Ja, sie trügen und trösten, die Worte, also lieber gar nichts hören wollen vom Ehebrecher, der morgens mit Lippenstiftspuren am Kragen nach Hause kommt. „Hush now, don't explain, just say you'll remain.“ Dieser schmerzverliebte Text stammt von Billie Holiday. Es ist ein Song aus 1944, der die positive Umdeutung von Ohnmacht in ewige Worte fasst. „I know you cheat, right or wrong, don't matter, when you're with me, sweet.“ Beth Hart seufzte, schnurrte und ächzte wie jemand, der solche Szenarien dutzendfach durchlebt hat. „Don't Explain“ war auch der Titel der ersten von zwei superben Kollaborationen mit dem Gitarristen Joe Bonamassa.
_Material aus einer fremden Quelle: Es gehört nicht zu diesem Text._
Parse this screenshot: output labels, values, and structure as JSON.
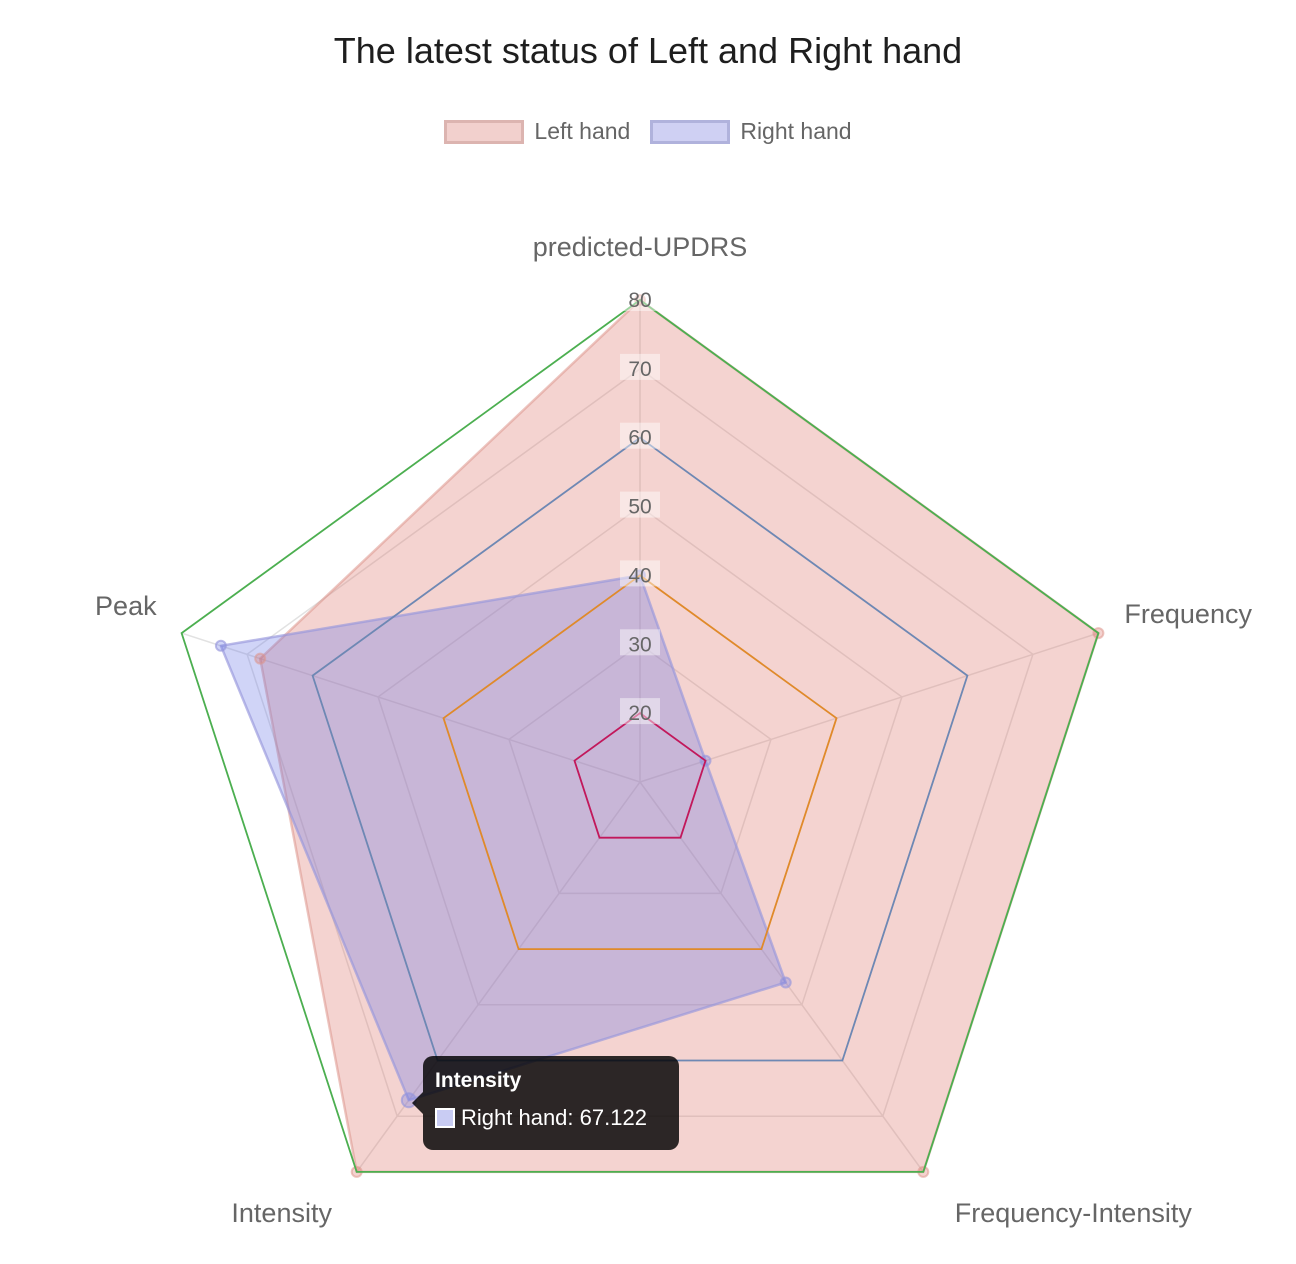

Zwei Alben voll beseelter Coverversionen, die Hart nach längerer Durststrecke wieder auf die Landkarte des Pop brachten. Bei ihrem Debüt im zum Bersten vollen Wiener Konzerthaus ging es allerdings vorrangig um die eigenen Lieder dieser von Schicksalsschlägen, Drogenexzessen und einer bipolaren Disposition gebeutelten Künstlerin.

Aus Unglück wird Fügung

Das bissige „Get Your Shit Together“ machte den Anfang. Harts bluesgetränkte Songs beschreiben meist wundersame seelische Transformationen. Was in ihren Szenarien zunächst als Unglück erscheint, decouvriert sich darin nicht selten als Fügung, die zu höheren Einsichten führt. Bittere Erinnerungen, die sich letztlich als Rettungsringe erweisen. Die Heldin des elegant groovenden „Tell Her You Belong to Me“ findet sich mit der Misere nicht ab, sondern fordert kämpferisch ein Bekenntnis. Nicht alles aus ihrer Feder hatte diese Qualität. Trivialitäten zu den Themen Gott und Familie trübten den Gesamteindruck etwas. Mit äußerst intensiven Interpretationen von Brook Bentons „I'll Take Care of You“ und Ike & Tina Turners „Nutbush City Limits“ machte sie die wenigen indifferenten Momente aber locker vergessen.

Absolutes Highlight war ihre fast zehnminütige Version von Etta James' Ballade „I'd Rather Go Blind“. Erneut ein Besuch im Hinterzimmer der Liebe, ein musikalisches Flehen im Salon der Verlustangst.